This commit introduces **new evaluation metrics** for multi-turn agent interactions: **Multi-Turn Trajectory Quality V1** and **Multi-Turn Tool Use Quality V1**. These **new capabilities** enhance the `google.adk.evaluation` framework by providing a more granular assessment of agent performance. The **Multi-Turn Trajectory Quality V1** metric evaluates the *path* an agent takes to achieve a goal, distinct from just overall task success, while the **Multi-Turn Tool Use Quality V1** metric assesses the effectiveness and appropriateness of tool usage, delegating to the Vertex Gen AI Eval SDK. This integration provides a deeper understanding of agent behavior in complex, multi-step scenarios.

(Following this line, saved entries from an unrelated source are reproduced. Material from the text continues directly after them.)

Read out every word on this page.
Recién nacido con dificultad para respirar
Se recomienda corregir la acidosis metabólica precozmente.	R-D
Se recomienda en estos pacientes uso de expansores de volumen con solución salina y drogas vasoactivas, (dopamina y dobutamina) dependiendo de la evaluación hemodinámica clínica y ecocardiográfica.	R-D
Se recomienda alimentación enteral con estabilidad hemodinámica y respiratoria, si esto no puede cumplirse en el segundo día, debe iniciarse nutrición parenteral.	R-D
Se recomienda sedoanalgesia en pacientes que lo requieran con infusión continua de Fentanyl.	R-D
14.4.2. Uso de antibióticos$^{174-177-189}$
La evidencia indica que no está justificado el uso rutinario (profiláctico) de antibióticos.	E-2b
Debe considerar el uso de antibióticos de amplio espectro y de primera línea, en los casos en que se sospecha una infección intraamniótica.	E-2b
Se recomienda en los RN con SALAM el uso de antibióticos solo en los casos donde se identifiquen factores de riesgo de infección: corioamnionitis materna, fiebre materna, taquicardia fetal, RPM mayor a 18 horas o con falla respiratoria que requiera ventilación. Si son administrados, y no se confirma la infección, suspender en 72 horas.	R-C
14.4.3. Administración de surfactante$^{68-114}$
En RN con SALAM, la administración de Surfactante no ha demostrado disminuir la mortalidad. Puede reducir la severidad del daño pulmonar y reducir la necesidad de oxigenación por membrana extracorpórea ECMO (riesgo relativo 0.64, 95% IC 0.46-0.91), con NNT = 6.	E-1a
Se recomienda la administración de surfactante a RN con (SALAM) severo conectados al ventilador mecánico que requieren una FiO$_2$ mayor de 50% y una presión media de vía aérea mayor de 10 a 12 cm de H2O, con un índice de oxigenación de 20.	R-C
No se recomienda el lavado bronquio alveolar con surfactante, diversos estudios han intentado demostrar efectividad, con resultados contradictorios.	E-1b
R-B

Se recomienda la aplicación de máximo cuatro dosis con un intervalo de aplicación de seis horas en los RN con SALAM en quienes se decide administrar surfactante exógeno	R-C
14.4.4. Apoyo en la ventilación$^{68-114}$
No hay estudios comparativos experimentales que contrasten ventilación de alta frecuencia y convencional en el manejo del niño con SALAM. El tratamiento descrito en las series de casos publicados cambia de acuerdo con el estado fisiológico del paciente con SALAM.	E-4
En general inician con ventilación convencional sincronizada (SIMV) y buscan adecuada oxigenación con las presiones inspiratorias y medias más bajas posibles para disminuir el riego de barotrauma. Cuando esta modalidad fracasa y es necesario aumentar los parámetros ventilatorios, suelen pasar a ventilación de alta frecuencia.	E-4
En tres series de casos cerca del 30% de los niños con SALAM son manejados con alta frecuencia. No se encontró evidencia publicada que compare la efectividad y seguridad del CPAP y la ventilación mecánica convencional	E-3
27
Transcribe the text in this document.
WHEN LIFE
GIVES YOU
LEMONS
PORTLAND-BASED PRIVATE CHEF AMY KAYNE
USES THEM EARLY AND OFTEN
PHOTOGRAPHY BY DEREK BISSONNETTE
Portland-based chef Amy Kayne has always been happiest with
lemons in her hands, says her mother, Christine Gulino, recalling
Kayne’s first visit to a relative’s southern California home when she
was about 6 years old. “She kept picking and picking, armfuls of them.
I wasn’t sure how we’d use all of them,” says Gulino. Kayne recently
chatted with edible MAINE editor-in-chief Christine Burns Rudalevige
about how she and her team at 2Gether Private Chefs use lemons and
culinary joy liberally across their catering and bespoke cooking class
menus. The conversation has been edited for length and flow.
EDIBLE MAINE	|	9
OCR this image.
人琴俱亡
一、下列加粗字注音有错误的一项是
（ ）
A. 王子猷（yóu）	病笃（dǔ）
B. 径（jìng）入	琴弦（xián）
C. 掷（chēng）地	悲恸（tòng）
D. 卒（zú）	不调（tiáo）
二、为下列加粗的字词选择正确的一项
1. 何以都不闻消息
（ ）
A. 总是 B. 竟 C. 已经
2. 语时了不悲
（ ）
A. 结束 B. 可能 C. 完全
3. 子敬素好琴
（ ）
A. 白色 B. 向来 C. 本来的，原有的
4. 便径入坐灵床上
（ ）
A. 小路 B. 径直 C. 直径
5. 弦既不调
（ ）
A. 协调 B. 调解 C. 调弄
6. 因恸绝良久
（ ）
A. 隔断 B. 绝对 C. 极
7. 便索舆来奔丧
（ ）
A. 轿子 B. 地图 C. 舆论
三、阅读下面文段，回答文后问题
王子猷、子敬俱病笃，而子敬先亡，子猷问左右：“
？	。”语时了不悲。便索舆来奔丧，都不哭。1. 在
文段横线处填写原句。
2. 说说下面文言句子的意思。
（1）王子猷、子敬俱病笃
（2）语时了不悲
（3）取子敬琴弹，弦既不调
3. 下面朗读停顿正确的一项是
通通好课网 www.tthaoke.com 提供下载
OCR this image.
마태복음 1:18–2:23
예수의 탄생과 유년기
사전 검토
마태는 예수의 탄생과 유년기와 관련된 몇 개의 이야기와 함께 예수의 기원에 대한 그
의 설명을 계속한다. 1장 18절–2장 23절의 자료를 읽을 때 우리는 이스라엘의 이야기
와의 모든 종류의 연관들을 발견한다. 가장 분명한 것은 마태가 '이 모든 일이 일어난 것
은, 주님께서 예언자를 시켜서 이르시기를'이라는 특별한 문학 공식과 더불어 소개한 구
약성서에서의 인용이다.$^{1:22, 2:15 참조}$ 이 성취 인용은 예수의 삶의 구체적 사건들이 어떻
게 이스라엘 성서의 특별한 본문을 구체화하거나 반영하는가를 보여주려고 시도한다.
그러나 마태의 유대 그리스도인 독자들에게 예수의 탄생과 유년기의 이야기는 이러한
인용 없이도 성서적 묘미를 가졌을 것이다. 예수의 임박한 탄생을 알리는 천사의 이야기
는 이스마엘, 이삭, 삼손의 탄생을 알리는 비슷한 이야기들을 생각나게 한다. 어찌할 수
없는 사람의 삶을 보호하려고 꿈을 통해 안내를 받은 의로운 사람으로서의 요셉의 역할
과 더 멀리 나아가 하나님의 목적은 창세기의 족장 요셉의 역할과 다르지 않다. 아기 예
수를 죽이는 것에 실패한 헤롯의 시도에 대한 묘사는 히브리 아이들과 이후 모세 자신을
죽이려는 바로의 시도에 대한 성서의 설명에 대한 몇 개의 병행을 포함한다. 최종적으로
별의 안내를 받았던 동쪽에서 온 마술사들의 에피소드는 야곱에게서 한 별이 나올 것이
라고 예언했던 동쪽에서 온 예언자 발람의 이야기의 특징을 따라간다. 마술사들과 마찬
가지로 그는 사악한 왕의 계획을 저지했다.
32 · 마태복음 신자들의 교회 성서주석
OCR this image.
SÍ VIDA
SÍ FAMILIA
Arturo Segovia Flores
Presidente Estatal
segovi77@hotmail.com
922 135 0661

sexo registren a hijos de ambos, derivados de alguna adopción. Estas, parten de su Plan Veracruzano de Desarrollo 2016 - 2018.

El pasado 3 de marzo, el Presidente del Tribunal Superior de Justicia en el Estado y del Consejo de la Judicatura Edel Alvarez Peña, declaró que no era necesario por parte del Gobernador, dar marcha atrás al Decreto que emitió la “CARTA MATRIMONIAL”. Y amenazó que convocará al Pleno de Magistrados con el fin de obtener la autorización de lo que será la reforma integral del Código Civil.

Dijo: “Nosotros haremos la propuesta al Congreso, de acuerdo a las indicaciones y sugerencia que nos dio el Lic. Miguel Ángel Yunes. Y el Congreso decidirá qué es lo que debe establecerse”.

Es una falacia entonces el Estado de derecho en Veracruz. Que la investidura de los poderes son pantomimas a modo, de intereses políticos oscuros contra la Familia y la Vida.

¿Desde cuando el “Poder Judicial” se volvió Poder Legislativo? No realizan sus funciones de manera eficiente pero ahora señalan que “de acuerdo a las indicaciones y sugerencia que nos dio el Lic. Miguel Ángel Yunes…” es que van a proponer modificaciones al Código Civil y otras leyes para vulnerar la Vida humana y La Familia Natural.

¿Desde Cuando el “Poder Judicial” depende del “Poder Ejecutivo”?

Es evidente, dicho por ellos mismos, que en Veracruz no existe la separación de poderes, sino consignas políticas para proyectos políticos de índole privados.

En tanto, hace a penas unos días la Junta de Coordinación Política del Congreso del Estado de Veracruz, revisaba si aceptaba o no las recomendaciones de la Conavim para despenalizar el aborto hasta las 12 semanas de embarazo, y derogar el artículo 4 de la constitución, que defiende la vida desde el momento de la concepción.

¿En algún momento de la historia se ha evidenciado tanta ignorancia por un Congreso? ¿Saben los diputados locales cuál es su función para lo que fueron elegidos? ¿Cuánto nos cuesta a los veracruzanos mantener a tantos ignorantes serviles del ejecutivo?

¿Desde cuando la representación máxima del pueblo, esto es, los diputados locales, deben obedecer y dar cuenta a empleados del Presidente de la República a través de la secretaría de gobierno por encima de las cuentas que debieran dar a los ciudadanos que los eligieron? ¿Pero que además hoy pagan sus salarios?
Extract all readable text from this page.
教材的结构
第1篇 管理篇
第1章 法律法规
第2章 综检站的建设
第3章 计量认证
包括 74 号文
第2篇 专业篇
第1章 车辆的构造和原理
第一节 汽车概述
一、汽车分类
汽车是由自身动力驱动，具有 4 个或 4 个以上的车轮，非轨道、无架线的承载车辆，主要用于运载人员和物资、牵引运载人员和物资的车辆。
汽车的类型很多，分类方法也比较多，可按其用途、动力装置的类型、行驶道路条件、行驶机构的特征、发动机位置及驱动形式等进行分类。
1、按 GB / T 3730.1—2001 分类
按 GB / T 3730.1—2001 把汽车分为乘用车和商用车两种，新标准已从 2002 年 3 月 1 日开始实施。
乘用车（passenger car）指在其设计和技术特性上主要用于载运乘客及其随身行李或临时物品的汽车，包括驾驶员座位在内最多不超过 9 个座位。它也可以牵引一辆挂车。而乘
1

This commit introduces a **new capability** to evaluate **multi-turn task success** within the `google.adk.evaluation` module. A new `MultiTurnTaskSuccessV1Evaluator` is added, which delegates the evaluation responsibility to the **Vertex Gen AI Eval SDK** for assessing multi-turn conversations. This involves updating the metric registry and info providers, and implementing a dedicated `_MultiTurnVertexiAiEvalFacade` to manage the interaction with the external SDK for multi-turn scenarios. This enhancement provides a robust method for evaluating the end-to-end success of conversational AI agents across multiple turns.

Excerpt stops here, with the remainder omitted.